Annonce par la presse du procès de Fouad Boulemia, assassin présumé de A. Hachani

Annonce par la presse du procès de Fouad Boulemia

La famille Hachani craint une «liquidation» de l’affaire

Daïkha Dridi, Le Quotidien d’Oran, 22 novembre 2000

Ni la famille de Abdelkader Hachani, ni son avocat n’ont été informés de la tenue prochaine du procès du présumé assassin du leader du FIS, assassiné il y a un an jour pour jour. L’épouse de Abdelkader Hachani, a en réalité appris la nouvelle par la presse, le procès étant annoncé par le Soir d’Algérie (édition du 22 novembre 2 000) pour courant décembre, sans autre précision si ce n’est qu’il se tiendra quelques jours avant celui des présumés assassins de Matoub Lounès (dont l’annonce est également faite par ce quotidien). Madame Hachani, calme dans son étonnement, tient seulement à dire que «l’enquête de l’instruction ne s’est pas faite normalement, ce n’est pas sérieux» et préfère renvoyer à l’avocat de la famille, constituée partie civile, Me Khellili. Ce dernier est plus que surpris d’une telle annonce. Selon lui la chambre d’accusation qui a reçu le dossier de l’instruction avait jugé l’enquête insuffisante et décidé, par un arrêt du 24 octobre dernier, le renvoi du dossier pour poursuite de l’enquête. Pour la partie civile d’ailleurs, cette enquête pèche par plusieurs omissions de taille: Me Khellili informe que l’instruction n’a pas tenu compte des déclarations écrites faites par Abdelkader Hachani avant son assassinat, à l’intention du ministère de l’Intérieur et publiée par la presse après son décès. Hachani s’était en effet, faut-il le rappeler, plaint quelques jours seulement avant son assassinat, d’avoir été séquestré par des policiers et évoqué des craintes quant à un personnage dénommé «Naïm» qui le surveillait et harcelait sa famille. Autre grief de la partie civile, le juge d’instruction a refusé de communiquer le dossier d’instruction à son avocat qui a d’ailleurs déposé plainte à ce sujet. C’est pour toutes ces raisons, ces défaillances et lacunes de l’instruction qui, à la connaissance de l’avocat de la famille entachent toujours l’enquête, que l’avocat de la famille se montre très inquiet quant à la subite précipitation des événements. Le procès arrive trop tôt pour lui, sans que toutes les pistes n’aient été fouillées, sans que toutes les insuffisances pour lesquelles ce dossier a été renvoyé au juge d’instruction, n’aient été à sa connaissance, comblées, comme dans une volonté de clore définitivement l’affaire.

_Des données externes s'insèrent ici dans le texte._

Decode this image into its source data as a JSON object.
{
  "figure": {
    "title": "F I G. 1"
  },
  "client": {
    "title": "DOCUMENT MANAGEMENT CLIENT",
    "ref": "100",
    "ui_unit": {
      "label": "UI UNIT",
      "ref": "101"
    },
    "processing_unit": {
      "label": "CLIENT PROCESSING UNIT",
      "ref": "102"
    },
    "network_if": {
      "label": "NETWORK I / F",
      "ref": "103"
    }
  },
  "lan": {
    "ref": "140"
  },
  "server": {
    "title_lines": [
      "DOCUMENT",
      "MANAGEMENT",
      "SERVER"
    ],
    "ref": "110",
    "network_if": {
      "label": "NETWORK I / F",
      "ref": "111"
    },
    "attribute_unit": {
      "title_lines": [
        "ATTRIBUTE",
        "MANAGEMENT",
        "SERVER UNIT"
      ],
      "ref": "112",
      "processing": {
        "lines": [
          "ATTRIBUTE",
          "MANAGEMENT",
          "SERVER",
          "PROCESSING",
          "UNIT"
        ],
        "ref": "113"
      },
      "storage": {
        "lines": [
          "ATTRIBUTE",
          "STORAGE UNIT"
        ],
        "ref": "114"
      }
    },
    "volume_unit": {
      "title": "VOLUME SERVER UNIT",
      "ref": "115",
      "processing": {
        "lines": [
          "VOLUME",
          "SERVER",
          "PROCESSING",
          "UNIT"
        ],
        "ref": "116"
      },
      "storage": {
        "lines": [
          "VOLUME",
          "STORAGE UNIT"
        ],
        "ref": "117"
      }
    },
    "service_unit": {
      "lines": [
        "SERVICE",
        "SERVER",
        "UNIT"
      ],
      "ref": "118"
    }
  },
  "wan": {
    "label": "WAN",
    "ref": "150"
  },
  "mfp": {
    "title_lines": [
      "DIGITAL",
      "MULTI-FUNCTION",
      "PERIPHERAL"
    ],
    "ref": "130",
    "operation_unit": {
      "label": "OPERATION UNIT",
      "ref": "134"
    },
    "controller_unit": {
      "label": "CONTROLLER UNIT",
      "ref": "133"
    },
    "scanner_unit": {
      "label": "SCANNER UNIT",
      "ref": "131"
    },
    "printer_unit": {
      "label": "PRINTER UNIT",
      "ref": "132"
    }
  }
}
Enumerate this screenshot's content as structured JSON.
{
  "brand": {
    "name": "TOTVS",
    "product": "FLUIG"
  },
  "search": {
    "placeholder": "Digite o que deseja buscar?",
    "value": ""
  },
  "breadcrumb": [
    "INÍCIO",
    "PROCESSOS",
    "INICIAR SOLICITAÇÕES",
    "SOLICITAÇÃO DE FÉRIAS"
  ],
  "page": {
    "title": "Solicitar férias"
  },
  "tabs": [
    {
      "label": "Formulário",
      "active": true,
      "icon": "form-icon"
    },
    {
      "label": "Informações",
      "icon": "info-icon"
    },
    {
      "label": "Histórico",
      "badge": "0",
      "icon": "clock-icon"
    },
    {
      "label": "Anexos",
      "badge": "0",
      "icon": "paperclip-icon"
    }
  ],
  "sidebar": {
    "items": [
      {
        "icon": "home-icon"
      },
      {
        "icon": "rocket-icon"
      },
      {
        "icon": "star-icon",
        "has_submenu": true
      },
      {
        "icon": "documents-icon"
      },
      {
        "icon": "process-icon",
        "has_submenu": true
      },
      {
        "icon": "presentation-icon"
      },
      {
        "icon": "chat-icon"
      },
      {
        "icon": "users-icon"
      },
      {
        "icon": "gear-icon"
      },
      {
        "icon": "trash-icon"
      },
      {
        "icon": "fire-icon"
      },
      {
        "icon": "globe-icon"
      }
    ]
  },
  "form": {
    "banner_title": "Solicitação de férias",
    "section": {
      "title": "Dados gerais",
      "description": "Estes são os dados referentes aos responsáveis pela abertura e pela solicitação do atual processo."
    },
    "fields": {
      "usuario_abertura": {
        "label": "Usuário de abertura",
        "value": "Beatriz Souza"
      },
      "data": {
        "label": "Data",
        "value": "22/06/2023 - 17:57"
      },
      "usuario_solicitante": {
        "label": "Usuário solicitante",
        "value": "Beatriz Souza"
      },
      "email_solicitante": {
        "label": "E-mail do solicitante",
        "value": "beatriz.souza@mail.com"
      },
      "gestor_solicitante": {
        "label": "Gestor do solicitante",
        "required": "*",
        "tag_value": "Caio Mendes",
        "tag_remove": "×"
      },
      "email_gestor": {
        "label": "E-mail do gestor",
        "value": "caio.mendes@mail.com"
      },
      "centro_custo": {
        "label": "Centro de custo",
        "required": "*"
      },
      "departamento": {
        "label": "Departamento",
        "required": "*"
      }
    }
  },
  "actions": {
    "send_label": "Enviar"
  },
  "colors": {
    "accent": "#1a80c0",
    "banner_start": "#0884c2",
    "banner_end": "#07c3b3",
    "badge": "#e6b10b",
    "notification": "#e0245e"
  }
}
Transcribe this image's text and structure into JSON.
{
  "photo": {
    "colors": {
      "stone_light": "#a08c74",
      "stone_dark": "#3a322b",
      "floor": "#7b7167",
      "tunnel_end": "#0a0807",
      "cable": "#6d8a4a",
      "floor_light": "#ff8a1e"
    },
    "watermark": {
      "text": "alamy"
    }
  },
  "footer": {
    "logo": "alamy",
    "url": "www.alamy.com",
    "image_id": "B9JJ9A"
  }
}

D’ailleurs, dit-il, le présumé assassin, Fouad Boulemia, fait figure du «parfait assassin» pour ceux qui ne veulent pas que l’enquête soit approfondie, «il est parfait parce que tout se passe parfaitement entre lui et les enquêteurs, aucune anicroche». A ce propos, Fouad Boulemia n’aurait pas choisi d’avocat et ce serait un avocat commis d’office qui le défendrait, dit-on au tribunal d’Alger où la nouvelle du procès a également beaucoup surpris parce que non affichée dans le programme de la session criminelle qui est bouclée avec le mois de novembre. Fouad Boulemia, 28 ans, avait été présenté à la presse le 22 décembre dernier par le procureur du tribunal de Bab El-Oued, dans un sursaut inhabituel de «volonté de transparence» comme membre d’un GIA, assassin solitaire de Abdelkader Hachani. Son récit, toute l’Algérie s’en souvient et pour cause : c’est par pure coïncidence que cet homme avait décidé de mettre fin à la vie du numéro trois du FIS. La coïncidence n’est autre qu’une rage de dent, que cet homme a promenée de l’hôpital Maillot à l’autre bout de Bab El-Oued, traversant ce quartier de part en part, une arme à la poche, pour finir dans un sombre cabinet dentaire, situé derrière la DGSN et tenu de surcroît par un chirurgien femme. Le jeune flingueur dit n’avoir pas tout de suite reconnu, dans la salle d’attente, Abdelkader Hachani et a attendu que l’infirmière prononce son nom pour s’en assurer. Ce n’est pas tout, certains journaux avaient même rapporté le dilemme cornélien que Boulemia dut trancher avant d’aller tirer à bout portant sur Hachani: «Dois-je d’abord m’occuper de ma rage de dents ou dois-je commencer par tuer Hachani?» dont la tête aurait été mise à prix par le GIA. Fin du récit du plus singulier des présumés assassins de cette décennie qui, pourtant, en a connus.